Another factor supporting bond prices were the continued worries around the unabated spread of the COVID-19 pandemic across the majority of U.S. states, which has weighed on hopes for a swift return to a pre-coronavirus economy.

Though, the rate of infections across the U.S. has accelerated, the total tally of deaths has remained depressed. But that showed signs of changing after Florida reporting a record 120 deaths due to the coronavirus on Wednesday.

The S&P 500 SPX, -0.56% and Dow Jones Industrial Average DJIA, -1.38% were trading lower, even as the tech-heavy Nasdaq Composite COMP, +0.52% clung to its session gains.

In economic data, the number of Americans filing for new jobless claims fell by 99,000 to 1.314 million in the latest weekly period. That came in below MarketWatch-polled consensus of 1.40 million.

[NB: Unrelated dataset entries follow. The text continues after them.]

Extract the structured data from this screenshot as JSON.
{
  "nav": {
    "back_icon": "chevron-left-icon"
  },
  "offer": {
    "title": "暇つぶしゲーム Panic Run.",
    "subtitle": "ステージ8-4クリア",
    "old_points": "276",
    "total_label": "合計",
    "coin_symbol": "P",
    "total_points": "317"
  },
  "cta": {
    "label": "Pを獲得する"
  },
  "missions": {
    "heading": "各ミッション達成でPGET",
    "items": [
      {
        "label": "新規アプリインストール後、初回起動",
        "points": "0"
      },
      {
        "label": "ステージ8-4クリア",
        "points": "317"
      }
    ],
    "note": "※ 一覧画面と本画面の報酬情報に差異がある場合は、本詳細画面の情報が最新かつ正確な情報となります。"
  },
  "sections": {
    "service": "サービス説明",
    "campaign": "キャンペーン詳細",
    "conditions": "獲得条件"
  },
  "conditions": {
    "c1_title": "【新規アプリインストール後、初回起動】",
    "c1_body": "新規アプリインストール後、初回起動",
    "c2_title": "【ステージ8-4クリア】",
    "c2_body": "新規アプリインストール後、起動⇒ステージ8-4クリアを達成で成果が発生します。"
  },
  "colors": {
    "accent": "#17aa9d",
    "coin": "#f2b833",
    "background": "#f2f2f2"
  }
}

See: Jobless claims tell us 30 million people are unemployed, but many doubt it’s that bad

Here’s what market participants say

“These are lower yields than we started at the week. It’s telling you that the bond market is nervous about what’s happening in the general economy and specifically the labor markets. And the economic data is also not taking into account the latest round of shutdowns in two very large economies: Florida and Texas,” said Patrick Leary, chief market strategist at Incapital, in an interview.

“It’s always so difficult to handicap the outcome of an auction. But we got a little bit of a clue that there was appetite for duration after the strong results on the 10-year auction,” Michael Lorizio, senior fixed-income trader at Manulife Investment Management, told MarketWatch. Investors will often refer to longer-maturity debt as duration.